Enzyme immunoassay technology combines the specificity of the antigen-antibody reaction with that of an efficient enzymatic reaction and can be used to fix antigen or antibody for quantitative or qualitative analysis [17]. It is highly sensitive and specific, offers good accuracy, simplicity, environmental safety, and reagent stability, and is a leading clinical immunoassay technology. We used ELISA to determine hepatitis B surface antibody activity, resulting in increased sensitivity, improved quantitative analysis, and higher accuracy as compared with the precipitation and agglutination techniques. Our results using this method showed that potassium permanganate, iodine, and hydrogen peroxide all exhibited inhibitory effects on antibody activity at ID50 concentrations of 2.40 mM, 3.06 mM, and 13.5 mM, respectively.

Here, we evaluated a polyclonal antibody by precipitation reaction, given that monoclonal antibodies are not detectable by this method. Since polyclonal antibodies and antigen surface epitopes were more easily cross-linked into a network structure, this enables precipitation reactions. The IgM antibody plays a major role in agglutination reactions. When double-antigen ELISA was used to detect hepatitis B surface antibodies, we observed that the quantitative analysis of the IgG antibody was more accurate and sensitive relative to other techniques. The three methods used here complement each other and verified the effects of oxidants on various types of antibodies. Our results indicated that oxidants had an inhibitory influence on antibody activity.

Previous reports focused on the effects of oxidative stress on immune complex formation; however, minimal research has been carried out concerning the effects of oxidants on antibody activity. Here, we performed precipitation and agglutination reactions and ELISA to determine the effects of oxidants on antibody activity, with each confirming that specific oxidant concentrations exhibited significant inhibitory effects on antibody activity. When oxidants at their ID50 concentrations were added to serum to detect total serum antioxidant capacity, we observed that oxidant concentration had minimal influence on total serum antioxidant capacity.
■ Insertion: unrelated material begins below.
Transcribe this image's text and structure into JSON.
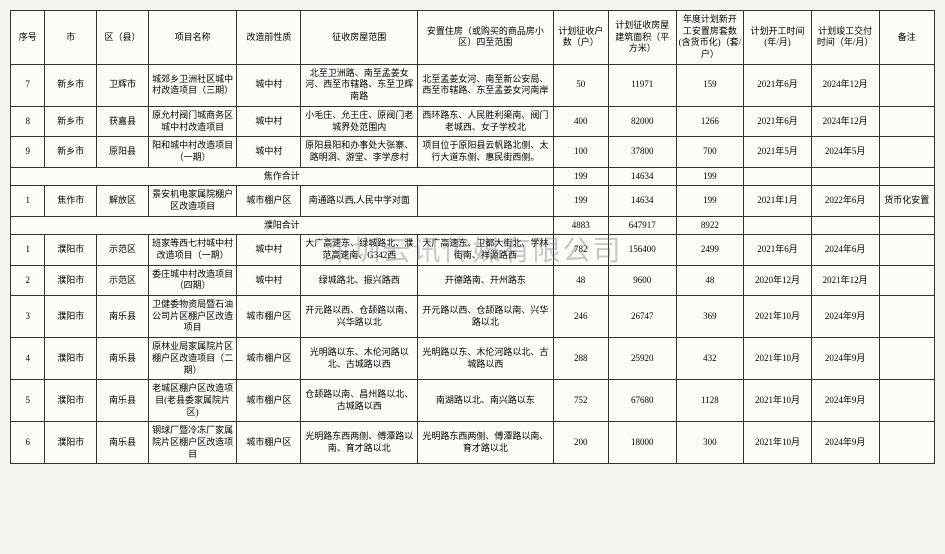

The results of PAGE analysis showed that the primary structure of each protein was not altered at oxidant ID50 concentrations; therefore, future in vivo experiments may benefit from our in vitro results. Antigen-antibody reactions involve complementary binding between an antigen molecule surface epitope and hypervariable regions of antibody molecules [18]. This is determined both by the spatial configuration of antigen and antibody molecules and by the combination of antigen epitope and molecular surface grooves located in antibody hypervariable regions [1]. Electrostatic attraction, Van der Waals forces, hydrogen bonding, and hydrophobic interactions between antigen and antibody promote the antigen-antibody interactions and subsequent formation of the antigen-antibody complex.
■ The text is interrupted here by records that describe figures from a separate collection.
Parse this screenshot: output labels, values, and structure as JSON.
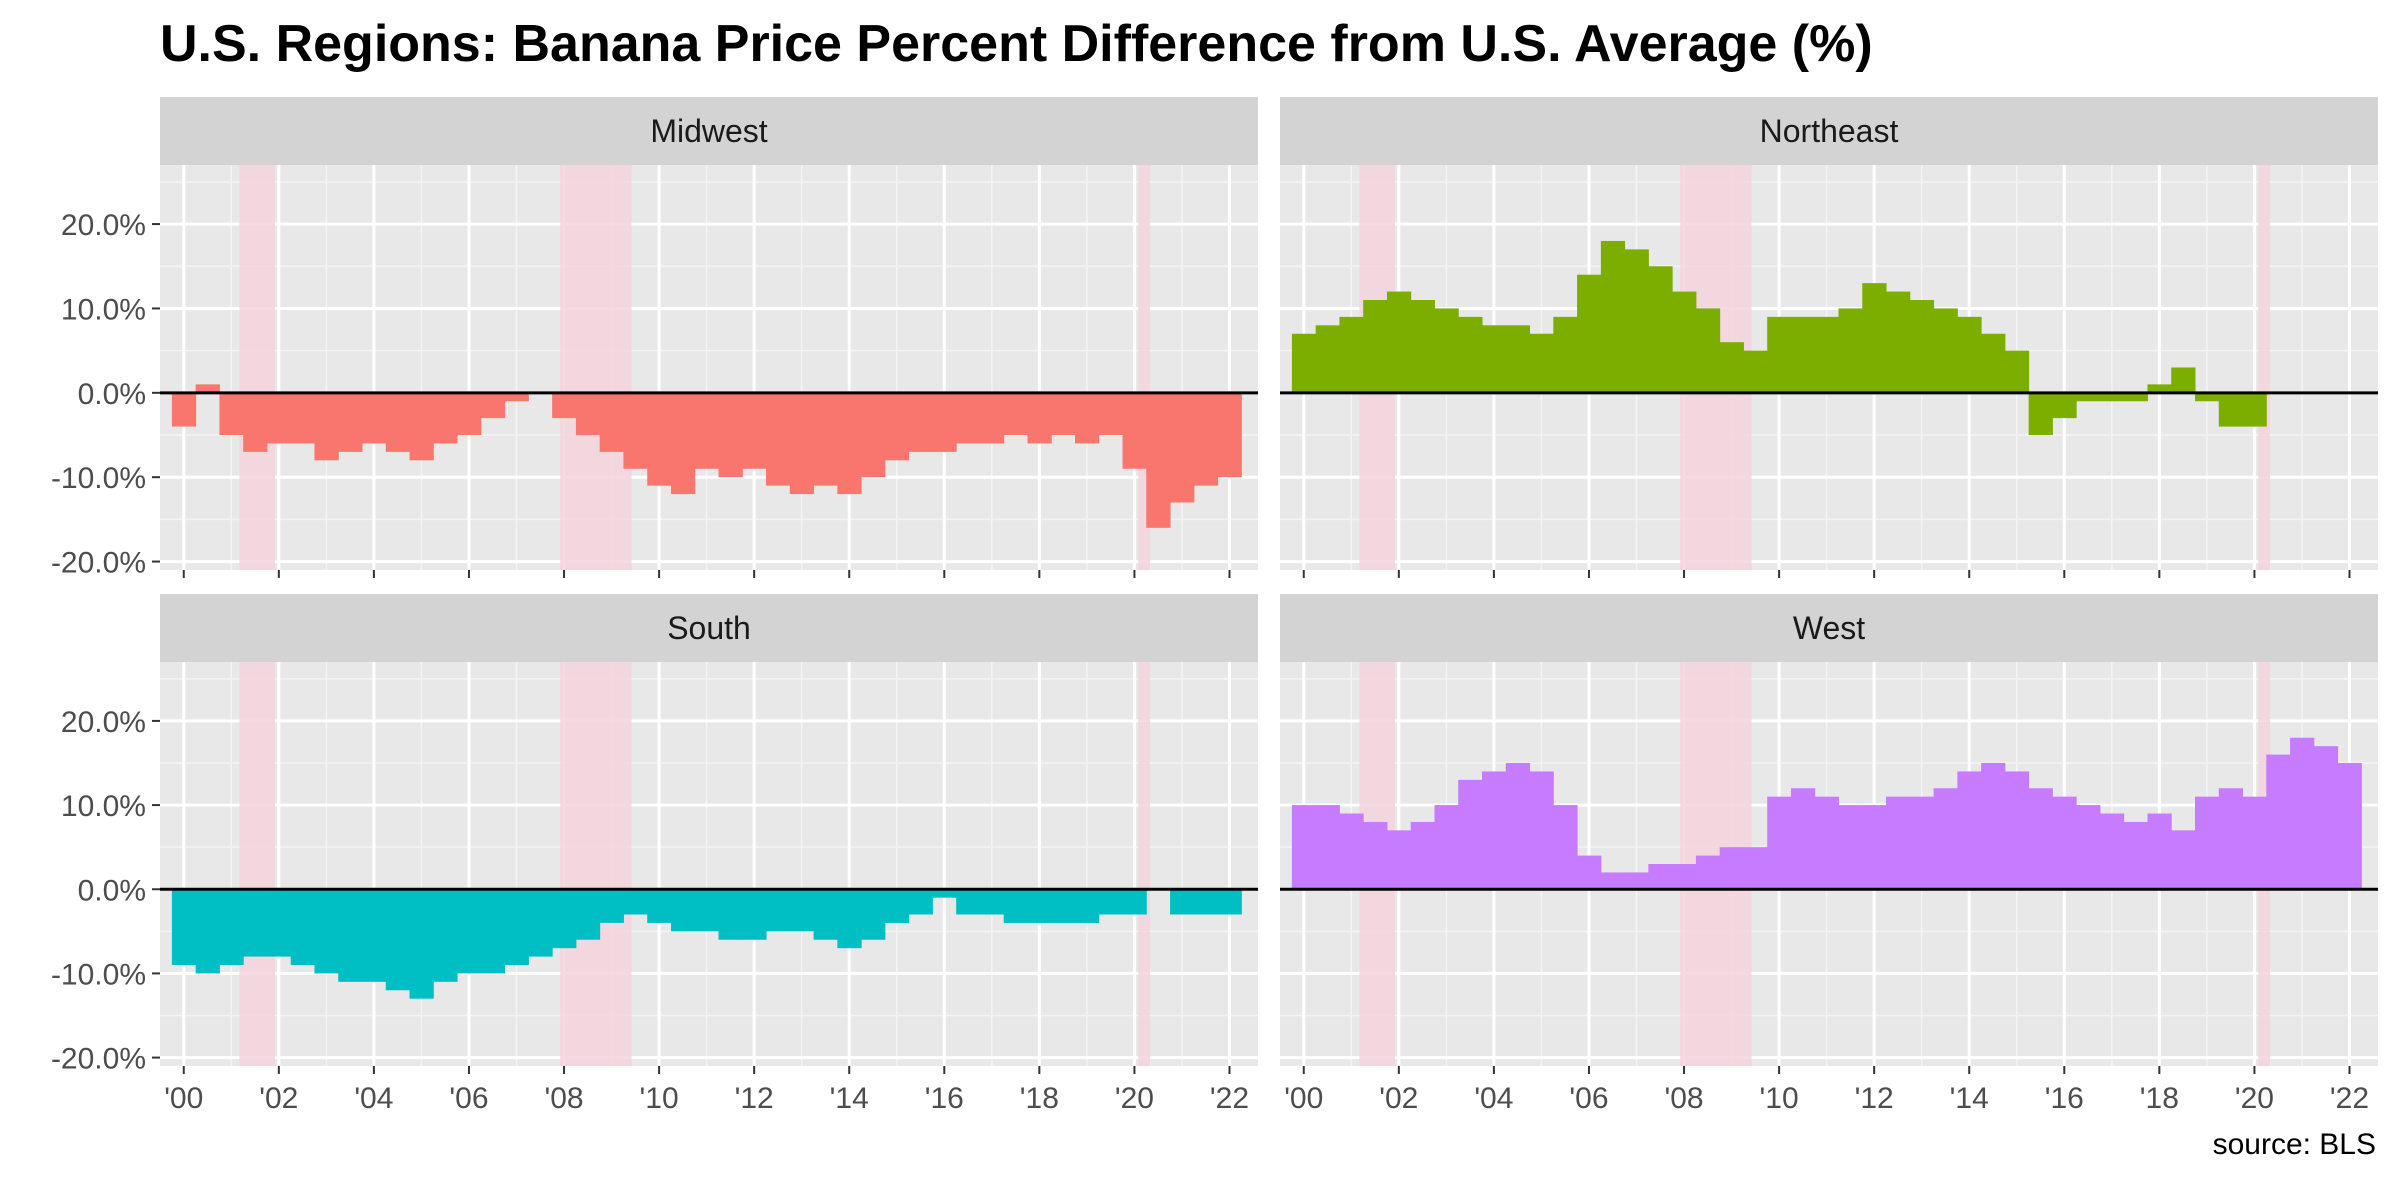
{
  "title": "U.S. Regions: Banana Price Percent Difference from U.S. Average (%)",
  "caption": "source: BLS",
  "chart_data": {
    "type": "bar",
    "facets": [
      "Midwest",
      "Northeast",
      "South",
      "West"
    ],
    "x_range": [
      1999.5,
      2022.6
    ],
    "x_ticks": [
      2000,
      2002,
      2004,
      2006,
      2008,
      2010,
      2012,
      2014,
      2016,
      2018,
      2020,
      2022
    ],
    "x_tick_labels": [
      "'00",
      "'02",
      "'04",
      "'06",
      "'08",
      "'10",
      "'12",
      "'14",
      "'16",
      "'18",
      "'20",
      "'22"
    ],
    "y_range": [
      -21,
      27
    ],
    "y_ticks": [
      -20,
      -10,
      0,
      10,
      20
    ],
    "y_tick_labels": [
      "-20.0%",
      "-10.0%",
      "0.0%",
      "10.0%",
      "20.0%"
    ],
    "recessions": [
      [
        2001.17,
        2001.92
      ],
      [
        2007.92,
        2009.42
      ],
      [
        2020.08,
        2020.33
      ]
    ],
    "colors": {
      "Midwest": "#F8766D",
      "Northeast": "#7CAE00",
      "South": "#00BFC4",
      "West": "#C77CFF",
      "recession": "#f4d3dc",
      "panel_bg": "#e8e8e8",
      "strip_bg": "#d3d3d3"
    },
    "series": [
      {
        "name": "Midwest",
        "x": [
          2000.0,
          2000.5,
          2001.0,
          2001.5,
          2002.0,
          2002.5,
          2003.0,
          2003.5,
          2004.0,
          2004.5,
          2005.0,
          2005.5,
          2006.0,
          2006.5,
          2007.0,
          2007.5,
          2008.0,
          2008.5,
          2009.0,
          2009.5,
          2010.0,
          2010.5,
          2011.0,
          2011.5,
          2012.0,
          2012.5,
          2013.0,
          2013.5,
          2014.0,
          2014.5,
          2015.0,
          2015.5,
          2016.0,
          2016.5,
          2017.0,
          2017.5,
          2018.0,
          2018.5,
          2019.0,
          2019.5,
          2020.0,
          2020.5,
          2021.0,
          2021.5,
          2022.0
        ],
        "y": [
          -4,
          1,
          -5,
          -7,
          -6,
          -6,
          -8,
          -7,
          -6,
          -7,
          -8,
          -6,
          -5,
          -3,
          -1,
          0,
          -3,
          -5,
          -7,
          -9,
          -11,
          -12,
          -9,
          -10,
          -9,
          -11,
          -12,
          -11,
          -12,
          -10,
          -8,
          -7,
          -7,
          -6,
          -6,
          -5,
          -6,
          -5,
          -6,
          -5,
          -9,
          -16,
          -13,
          -11,
          -10
        ]
      },
      {
        "name": "Northeast",
        "x": [
          2000.0,
          2000.5,
          2001.0,
          2001.5,
          2002.0,
          2002.5,
          2003.0,
          2003.5,
          2004.0,
          2004.5,
          2005.0,
          2005.5,
          2006.0,
          2006.5,
          2007.0,
          2007.5,
          2008.0,
          2008.5,
          2009.0,
          2009.5,
          2010.0,
          2010.5,
          2011.0,
          2011.5,
          2012.0,
          2012.5,
          2013.0,
          2013.5,
          2014.0,
          2014.5,
          2015.0,
          2015.5,
          2016.0,
          2016.5,
          2017.0,
          2017.5,
          2018.0,
          2018.5,
          2019.0,
          2019.5,
          2020.0
        ],
        "y": [
          7,
          8,
          9,
          11,
          12,
          11,
          10,
          9,
          8,
          8,
          7,
          9,
          14,
          18,
          17,
          15,
          12,
          10,
          6,
          5,
          9,
          9,
          9,
          10,
          13,
          12,
          11,
          10,
          9,
          7,
          5,
          -5,
          -3,
          -1,
          -1,
          -1,
          1,
          3,
          -1,
          -4,
          -4
        ]
      },
      {
        "name": "South",
        "x": [
          2000.0,
          2000.5,
          2001.0,
          2001.5,
          2002.0,
          2002.5,
          2003.0,
          2003.5,
          2004.0,
          2004.5,
          2005.0,
          2005.5,
          2006.0,
          2006.5,
          2007.0,
          2007.5,
          2008.0,
          2008.5,
          2009.0,
          2009.5,
          2010.0,
          2010.5,
          2011.0,
          2011.5,
          2012.0,
          2012.5,
          2013.0,
          2013.5,
          2014.0,
          2014.5,
          2015.0,
          2015.5,
          2016.0,
          2016.5,
          2017.0,
          2017.5,
          2018.0,
          2018.5,
          2019.0,
          2019.5,
          2020.0,
          2020.5,
          2021.0,
          2021.5,
          2022.0
        ],
        "y": [
          -9,
          -10,
          -9,
          -8,
          -8,
          -9,
          -10,
          -11,
          -11,
          -12,
          -13,
          -11,
          -10,
          -10,
          -9,
          -8,
          -7,
          -6,
          -4,
          -3,
          -4,
          -5,
          -5,
          -6,
          -6,
          -5,
          -5,
          -6,
          -7,
          -6,
          -4,
          -3,
          -1,
          -3,
          -3,
          -4,
          -4,
          -4,
          -4,
          -3,
          -3,
          0,
          -3,
          -3,
          -3
        ]
      },
      {
        "name": "West",
        "x": [
          2000.0,
          2000.5,
          2001.0,
          2001.5,
          2002.0,
          2002.5,
          2003.0,
          2003.5,
          2004.0,
          2004.5,
          2005.0,
          2005.5,
          2006.0,
          2006.5,
          2007.0,
          2007.5,
          2008.0,
          2008.5,
          2009.0,
          2009.5,
          2010.0,
          2010.5,
          2011.0,
          2011.5,
          2012.0,
          2012.5,
          2013.0,
          2013.5,
          2014.0,
          2014.5,
          2015.0,
          2015.5,
          2016.0,
          2016.5,
          2017.0,
          2017.5,
          2018.0,
          2018.5,
          2019.0,
          2019.5,
          2020.0,
          2020.5,
          2021.0,
          2021.5,
          2022.0
        ],
        "y": [
          10,
          10,
          9,
          8,
          7,
          8,
          10,
          13,
          14,
          15,
          14,
          10,
          4,
          2,
          2,
          3,
          3,
          4,
          5,
          5,
          11,
          12,
          11,
          10,
          10,
          11,
          11,
          12,
          14,
          15,
          14,
          12,
          11,
          10,
          9,
          8,
          9,
          7,
          11,
          12,
          11,
          16,
          18,
          17,
          15
        ]
      }
    ]
  }
}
In conclusion, our results suggested that oxidants altered the secondary or tertiary structure of antibodies, possibly resulting in exposure of hydrophobic groups at the antibody surface, adversely affecting antigen-antibody interactions. Our in vitro findings demonstrated that the oxidants at ID50 concentrations did not destroy the primary structure of the antibody, which is consistent with normal biological functions under oxidative stress, which is an important cause of decreased antibody activity. Although we observed minimal influence by oxidants on total serum antioxidant capacity, they significantly affected antigen-antibody binding, which can adversely affect immune function, initiate immune dysfunction and decreased resistance to infection, and possibly lead to bacterial, viral, fungal, or other infections, or possibly cancer [19, 20]. Further study is needed to illustrate the detailed mechanisms.

Competing Interests

The authors declare no conflict of interests regarding the publication of this paper.